Luxury New Construction Properties for Sale in Puerto Rico
Luxury new construction in Puerto Rico real estate showcases the exceptional craftsmanship and innovation of local developers, offering high-end residences built to withstand natural challenges while embracing modern elegance. With unparalleled opportunities to own luxury properties for sale, Christie's International Real Estate Puerto Rico connects you to the finest new developments, backed by Act 60’s enticing tax benefits.
The Icon
The Icon is a luxury condominium development in San Juan's Condado neighborhood, offering elegantly designed residences with panoramic views of Condado Beach and Lagoon, just a block from the ocean.
Vanderbilt Residences
The Vanderbilt Residences in Condado Beach redefine luxury living with 66 oceanfront homes featuring elegant interiors, smart home systems, and panoramic views, crafted for modern sophistication.
The Ritz-Carlton Reserve La Cala Residences
The Ritz-Carlton Reserve La Cala Residences in Dorado Beach offers 14 ultra-luxury beachfront estates, blending contemporary design, elegant finishes, and exclusive resort amenities for an unparalleled coastal living experience
Conclusion
Puerto Rico’s updated Act 60 framework creates a more structured environment for real estate investors, balancing long-term program stability with revised tax benefits and compliance requirements. While the introduction of a 4% tax rate for future applicants changes the investment landscape, the program still offers compelling advantages for buyers seeking luxury properties, tax efficiency, and lifestyle benefits in Puerto Rico. Investors who understand the timing, residency, and property ownership requirements will be better positioned to maximize opportunities under the amended rules.
Whether you're looking to buy, sell, or rent luxury real estate in Puerto Rico, Christie's International Real Estate Puerto Rico offers expert guidance tailored to high-net-worth investors and lifestyle buyers. Their team understands the evolving Act 60 landscape and can help you identify premier properties in sought-after markets like Dorado, Condado, and Old San Juan. Connect with Christie's International Real Estate Puerto Rico today to explore exclusive luxury listings and make informed investment decisions in Puerto Rico’s luxury real estate market.
FAQs
Does Act 60 reduce property transfer taxes or closing costs when buying in Puerto Rico?
No. Act 60 primarily affects income tax treatment and certain property tax exemptions; typical buyer closing costs (e.g., title, notary, registry fees, stamps) and transfer-related expenses generally still apply.
Can I rent out my Act 60 “primary residence” and still stay compliant?

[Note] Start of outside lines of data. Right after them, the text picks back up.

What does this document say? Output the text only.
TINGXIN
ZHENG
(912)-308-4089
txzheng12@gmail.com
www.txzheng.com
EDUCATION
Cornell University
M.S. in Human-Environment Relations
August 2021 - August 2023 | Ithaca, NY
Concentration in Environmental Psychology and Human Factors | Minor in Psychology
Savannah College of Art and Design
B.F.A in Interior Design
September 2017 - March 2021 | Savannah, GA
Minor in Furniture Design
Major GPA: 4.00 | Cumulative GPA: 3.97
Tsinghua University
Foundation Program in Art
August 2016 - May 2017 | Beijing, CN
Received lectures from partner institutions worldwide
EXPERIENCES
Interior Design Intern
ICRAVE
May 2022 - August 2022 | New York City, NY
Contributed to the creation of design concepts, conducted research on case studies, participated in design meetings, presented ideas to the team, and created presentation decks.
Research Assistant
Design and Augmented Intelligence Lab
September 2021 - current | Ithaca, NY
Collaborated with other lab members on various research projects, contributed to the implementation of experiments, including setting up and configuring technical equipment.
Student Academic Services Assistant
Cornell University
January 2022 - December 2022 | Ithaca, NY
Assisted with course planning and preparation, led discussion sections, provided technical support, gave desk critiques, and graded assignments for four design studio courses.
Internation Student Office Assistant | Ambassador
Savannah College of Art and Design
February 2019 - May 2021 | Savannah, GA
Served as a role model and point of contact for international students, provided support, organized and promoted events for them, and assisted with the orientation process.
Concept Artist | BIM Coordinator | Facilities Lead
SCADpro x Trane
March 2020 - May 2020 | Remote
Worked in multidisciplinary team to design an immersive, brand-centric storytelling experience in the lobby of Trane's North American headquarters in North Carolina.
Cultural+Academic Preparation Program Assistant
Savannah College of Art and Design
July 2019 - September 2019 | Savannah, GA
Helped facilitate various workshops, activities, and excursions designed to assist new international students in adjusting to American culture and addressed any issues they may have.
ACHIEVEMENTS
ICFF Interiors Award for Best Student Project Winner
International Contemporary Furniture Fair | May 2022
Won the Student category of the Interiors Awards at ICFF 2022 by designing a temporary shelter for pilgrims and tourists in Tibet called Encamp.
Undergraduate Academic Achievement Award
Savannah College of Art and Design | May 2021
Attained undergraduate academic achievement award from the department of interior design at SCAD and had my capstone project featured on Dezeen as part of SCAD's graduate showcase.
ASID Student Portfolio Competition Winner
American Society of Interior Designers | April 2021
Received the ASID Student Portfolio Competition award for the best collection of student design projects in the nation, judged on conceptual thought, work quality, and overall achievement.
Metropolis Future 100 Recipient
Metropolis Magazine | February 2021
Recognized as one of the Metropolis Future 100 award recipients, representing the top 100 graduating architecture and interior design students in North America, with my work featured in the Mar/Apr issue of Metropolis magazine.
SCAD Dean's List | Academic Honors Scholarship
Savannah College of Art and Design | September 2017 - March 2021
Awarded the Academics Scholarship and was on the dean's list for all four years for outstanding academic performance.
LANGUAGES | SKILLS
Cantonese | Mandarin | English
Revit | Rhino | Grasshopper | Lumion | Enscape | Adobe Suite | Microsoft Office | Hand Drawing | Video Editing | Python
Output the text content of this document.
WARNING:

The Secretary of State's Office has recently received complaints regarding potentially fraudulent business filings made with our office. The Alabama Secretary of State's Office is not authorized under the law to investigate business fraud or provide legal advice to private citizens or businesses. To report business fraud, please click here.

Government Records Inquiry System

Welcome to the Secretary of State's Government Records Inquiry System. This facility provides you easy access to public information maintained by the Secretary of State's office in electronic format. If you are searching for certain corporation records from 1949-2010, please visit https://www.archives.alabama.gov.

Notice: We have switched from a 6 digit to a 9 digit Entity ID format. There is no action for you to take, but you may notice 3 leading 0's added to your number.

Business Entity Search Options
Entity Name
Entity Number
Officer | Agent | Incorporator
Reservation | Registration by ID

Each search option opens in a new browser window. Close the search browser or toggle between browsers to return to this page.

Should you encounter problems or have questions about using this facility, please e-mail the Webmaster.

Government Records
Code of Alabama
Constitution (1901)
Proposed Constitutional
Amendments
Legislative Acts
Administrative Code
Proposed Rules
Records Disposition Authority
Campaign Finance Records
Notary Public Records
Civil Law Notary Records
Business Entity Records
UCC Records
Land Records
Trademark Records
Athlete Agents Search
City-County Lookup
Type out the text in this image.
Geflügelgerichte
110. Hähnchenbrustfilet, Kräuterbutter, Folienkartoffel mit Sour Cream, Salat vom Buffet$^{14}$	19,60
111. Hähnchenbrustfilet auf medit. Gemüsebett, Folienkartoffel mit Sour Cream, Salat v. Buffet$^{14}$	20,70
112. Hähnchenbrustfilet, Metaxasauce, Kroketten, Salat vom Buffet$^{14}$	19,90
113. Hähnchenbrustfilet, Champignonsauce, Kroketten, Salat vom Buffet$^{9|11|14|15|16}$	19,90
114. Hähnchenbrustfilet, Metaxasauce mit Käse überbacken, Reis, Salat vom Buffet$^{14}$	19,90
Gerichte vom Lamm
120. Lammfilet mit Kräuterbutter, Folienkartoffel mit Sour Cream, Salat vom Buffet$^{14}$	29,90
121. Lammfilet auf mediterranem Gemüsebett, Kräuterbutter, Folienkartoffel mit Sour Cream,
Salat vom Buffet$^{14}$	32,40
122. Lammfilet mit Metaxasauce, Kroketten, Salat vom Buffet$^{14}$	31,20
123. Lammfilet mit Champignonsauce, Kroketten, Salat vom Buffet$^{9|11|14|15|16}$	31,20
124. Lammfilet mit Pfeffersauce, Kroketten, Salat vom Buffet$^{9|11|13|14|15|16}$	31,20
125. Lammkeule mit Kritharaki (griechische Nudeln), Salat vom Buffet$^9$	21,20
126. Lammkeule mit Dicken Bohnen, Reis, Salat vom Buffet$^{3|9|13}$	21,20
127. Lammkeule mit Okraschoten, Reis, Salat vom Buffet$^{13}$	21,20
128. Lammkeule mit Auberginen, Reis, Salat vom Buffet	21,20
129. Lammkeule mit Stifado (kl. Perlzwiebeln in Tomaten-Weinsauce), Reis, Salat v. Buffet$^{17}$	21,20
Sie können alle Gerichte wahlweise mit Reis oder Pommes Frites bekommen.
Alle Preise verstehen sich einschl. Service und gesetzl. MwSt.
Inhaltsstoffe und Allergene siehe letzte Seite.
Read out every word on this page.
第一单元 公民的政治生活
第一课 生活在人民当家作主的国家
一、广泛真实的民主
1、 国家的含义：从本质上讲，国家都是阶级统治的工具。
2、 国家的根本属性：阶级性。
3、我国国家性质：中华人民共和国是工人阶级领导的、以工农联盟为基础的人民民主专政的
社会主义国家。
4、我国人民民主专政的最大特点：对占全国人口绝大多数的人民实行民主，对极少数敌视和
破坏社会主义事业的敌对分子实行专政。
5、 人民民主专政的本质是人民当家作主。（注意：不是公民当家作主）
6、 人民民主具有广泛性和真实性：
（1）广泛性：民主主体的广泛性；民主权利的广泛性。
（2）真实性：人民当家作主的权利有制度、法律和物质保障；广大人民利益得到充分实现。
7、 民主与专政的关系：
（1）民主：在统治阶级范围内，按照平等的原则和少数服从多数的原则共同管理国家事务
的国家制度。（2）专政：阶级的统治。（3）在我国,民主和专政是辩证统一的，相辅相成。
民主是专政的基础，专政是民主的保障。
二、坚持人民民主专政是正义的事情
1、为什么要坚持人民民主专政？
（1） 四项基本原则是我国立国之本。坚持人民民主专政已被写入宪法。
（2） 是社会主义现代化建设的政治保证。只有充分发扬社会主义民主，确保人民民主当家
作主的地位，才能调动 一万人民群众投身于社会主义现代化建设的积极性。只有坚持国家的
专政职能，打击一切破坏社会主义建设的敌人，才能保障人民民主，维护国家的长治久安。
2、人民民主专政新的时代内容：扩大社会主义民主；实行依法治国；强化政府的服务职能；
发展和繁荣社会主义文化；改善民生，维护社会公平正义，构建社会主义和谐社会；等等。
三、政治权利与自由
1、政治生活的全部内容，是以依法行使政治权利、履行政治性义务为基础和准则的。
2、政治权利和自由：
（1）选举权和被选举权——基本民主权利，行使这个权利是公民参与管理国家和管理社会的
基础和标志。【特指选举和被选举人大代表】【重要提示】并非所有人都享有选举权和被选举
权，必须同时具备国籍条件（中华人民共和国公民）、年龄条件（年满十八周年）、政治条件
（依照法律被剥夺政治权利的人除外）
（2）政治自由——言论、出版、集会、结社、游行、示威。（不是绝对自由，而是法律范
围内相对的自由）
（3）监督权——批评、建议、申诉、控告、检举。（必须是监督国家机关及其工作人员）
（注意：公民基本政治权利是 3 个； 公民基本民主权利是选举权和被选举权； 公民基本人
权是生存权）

Potentially, but you must maintain the home as your bona fide primary residence. Renting it short-term or for extended periods can create compliance risk, so get professional guidance before structuring any rental use.
Do Act 60 benefits automatically apply to income earned outside Puerto Rico?
No. Treatment depends on sourcing rules and your specific facts (type of income, where services are performed, where the payer/property is located, and your residency status). Coordinate with a Puerto Rico tax advisor to avoid unexpected U.S. or Puerto Rico tax exposure.
Is Puerto Rico good for real estate?
Compared with many regions in the United States, property prices in Puerto Rico are relatively affordable. This affordability allows investors to purchase real estate at a lower cost, potentially leading to higher returns on investment.
What are the tax advantages of moving to Puerto Rico?
Another huge tax advantage to living in Puerto Rico is that you do not have to pay any taxes on capital gains. If you remain living in the United States, you would have to pay 20 percent on capital gains. If you do decide to move to Puerto Rico, make note of the value of the shares you own.